© Ce blog présente les ouvrages de
Camille Rouschmeyer
parmi ses écrits et ses photographies au jour le jour.





mercredi 27 juin 2012

l'enfant endormi


Ouvrant de grands yeux, le pouce toujours dans la bouche, la fille à qui elles avaient confié leur petit garçon ne paraissait pas beaucoup plus âgée que lui, et Lou éprouva un peu de remords, aussitôt remplacé par une soudaine inquiétude. Que faisait Joël, justement ? Elle se précipita dans l’escalier menant à sa chambre et ouvrit la porte sur laquelle étaient suspendues en arc de cercle les quatre lettres de son prénom.  Il dormait, en position fœtale comme à son habitude, les deux poings serrés sous son menton, les lèvres tétant dans le vide. Eprouvant un soulagement irrationnel – qu’aurait-il pu donc faire, à cette heure de l’après-midi, sinon la sieste ?! – Lou se pencha sur l’enfant endormi et embrassa son front, qui lui parut chaud. Elle y posa la main. En effet, il avait certainement un peu de fièvre, pas étonnant avec la chaleur qui n’avait cessé d’augmenter depuis le lever du jour.

jeudi 21 juin 2012

cet espace infime


Je me suis assis juste à côté de sa main posée à plat sur l’herbe, doigts écartés.

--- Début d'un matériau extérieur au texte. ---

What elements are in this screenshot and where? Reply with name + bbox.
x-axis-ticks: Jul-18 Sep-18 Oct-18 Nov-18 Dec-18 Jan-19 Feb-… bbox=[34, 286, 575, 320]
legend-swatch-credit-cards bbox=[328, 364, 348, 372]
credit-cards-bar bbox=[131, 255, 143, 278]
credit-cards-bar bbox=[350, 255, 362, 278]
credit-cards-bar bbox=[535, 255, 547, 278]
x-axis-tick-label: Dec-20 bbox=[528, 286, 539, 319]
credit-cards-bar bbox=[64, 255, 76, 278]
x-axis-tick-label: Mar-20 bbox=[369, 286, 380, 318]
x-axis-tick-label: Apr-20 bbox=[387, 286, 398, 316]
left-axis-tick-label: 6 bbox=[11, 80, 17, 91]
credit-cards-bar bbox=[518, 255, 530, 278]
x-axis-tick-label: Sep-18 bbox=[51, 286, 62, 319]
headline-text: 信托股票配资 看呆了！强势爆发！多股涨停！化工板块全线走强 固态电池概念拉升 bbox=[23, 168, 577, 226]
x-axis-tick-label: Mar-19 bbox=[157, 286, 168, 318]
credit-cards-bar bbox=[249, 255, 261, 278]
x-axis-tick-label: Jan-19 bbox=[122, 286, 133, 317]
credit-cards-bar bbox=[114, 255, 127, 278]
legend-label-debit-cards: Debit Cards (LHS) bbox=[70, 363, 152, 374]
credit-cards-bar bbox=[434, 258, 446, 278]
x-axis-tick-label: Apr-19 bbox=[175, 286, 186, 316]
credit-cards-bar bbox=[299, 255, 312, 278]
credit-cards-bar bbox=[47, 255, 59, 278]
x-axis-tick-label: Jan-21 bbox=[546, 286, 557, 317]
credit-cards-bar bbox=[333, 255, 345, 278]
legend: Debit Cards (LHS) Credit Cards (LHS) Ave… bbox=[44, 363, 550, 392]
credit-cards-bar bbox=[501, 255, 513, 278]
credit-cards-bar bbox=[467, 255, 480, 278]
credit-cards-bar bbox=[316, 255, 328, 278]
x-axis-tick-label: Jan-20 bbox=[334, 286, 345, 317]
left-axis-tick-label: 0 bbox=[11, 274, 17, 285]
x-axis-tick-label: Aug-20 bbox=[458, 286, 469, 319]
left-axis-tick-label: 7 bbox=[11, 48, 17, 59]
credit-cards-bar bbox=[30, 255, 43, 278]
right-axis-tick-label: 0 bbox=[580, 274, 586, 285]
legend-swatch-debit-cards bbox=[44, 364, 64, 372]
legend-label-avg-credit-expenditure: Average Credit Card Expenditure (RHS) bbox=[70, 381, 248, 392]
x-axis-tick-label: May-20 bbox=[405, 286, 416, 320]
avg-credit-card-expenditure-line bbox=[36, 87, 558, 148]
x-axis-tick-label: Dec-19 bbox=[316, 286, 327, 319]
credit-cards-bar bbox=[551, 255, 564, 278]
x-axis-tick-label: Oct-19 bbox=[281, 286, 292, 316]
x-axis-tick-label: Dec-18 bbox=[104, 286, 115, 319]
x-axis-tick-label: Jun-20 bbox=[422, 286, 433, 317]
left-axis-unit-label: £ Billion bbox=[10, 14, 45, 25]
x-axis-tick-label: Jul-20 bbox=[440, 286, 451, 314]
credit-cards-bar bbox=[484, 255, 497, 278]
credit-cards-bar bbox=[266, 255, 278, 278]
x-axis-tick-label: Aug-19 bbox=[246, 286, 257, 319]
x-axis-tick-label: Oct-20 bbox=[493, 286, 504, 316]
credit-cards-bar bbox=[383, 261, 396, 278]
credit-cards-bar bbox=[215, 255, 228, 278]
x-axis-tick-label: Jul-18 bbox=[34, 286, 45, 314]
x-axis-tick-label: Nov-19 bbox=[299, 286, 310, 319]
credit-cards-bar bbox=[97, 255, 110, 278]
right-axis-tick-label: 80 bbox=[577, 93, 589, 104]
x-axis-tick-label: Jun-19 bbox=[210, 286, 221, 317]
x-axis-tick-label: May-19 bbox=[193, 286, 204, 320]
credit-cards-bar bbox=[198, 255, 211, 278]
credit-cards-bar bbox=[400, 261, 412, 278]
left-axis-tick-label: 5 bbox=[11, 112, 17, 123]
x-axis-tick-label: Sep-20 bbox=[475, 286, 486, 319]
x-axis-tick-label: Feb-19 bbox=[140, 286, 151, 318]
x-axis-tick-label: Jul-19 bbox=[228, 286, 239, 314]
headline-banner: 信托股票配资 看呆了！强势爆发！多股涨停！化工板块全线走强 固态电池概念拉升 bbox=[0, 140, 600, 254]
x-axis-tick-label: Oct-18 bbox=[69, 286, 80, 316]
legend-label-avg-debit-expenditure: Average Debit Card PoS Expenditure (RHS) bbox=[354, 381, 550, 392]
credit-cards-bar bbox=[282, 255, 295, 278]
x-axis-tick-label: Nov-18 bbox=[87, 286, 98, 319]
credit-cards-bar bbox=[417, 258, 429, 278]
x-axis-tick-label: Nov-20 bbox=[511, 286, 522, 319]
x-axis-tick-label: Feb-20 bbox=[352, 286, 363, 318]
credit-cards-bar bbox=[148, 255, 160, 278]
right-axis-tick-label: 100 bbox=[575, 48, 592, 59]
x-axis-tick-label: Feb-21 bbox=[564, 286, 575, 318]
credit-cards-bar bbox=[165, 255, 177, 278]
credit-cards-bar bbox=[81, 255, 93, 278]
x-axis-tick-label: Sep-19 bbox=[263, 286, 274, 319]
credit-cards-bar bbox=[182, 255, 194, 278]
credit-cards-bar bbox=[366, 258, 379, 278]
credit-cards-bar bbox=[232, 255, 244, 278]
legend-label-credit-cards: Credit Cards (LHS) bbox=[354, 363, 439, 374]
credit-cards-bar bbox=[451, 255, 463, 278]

Elle avait des ongles très courts, qui laissaient voir l’arrondi du bout de ses doigts, leur chair dense et luisante. J’ai posé ma main contre cette étoile de mer, jusqu’à la toucher, mais pas tout à fait. Combien de centièmes de millimètres séparaient ma main de la sienne, me suis-je demandé. Un brin d’herbe très fin, dont l’extrémité avait dû être mangée par un insecte, émergeait de cet espace infime. Si je coupe ce brin d’herbe et le rapporte chez moi pour le mesurer, je saurai précisément la distance qui me sépare d’elle, ai-je pensé. Et j’ai ouvert la bouche pour lui dire cela. Mais aucun mot n’est sorti de ma bouche, car l’étoile de mer avait bougé sans que je m’en aperçoive et était venue se plaquer sur mes lèvres. Je sentais le creux palpitant de son centre, un cœur débordant de vie, sa fraîcheur, et les cinq branches de l’étoile ont glissé sur ma joue, emportant avec elles ces centièmes de millimètres qui m’avaient séparé d’elle.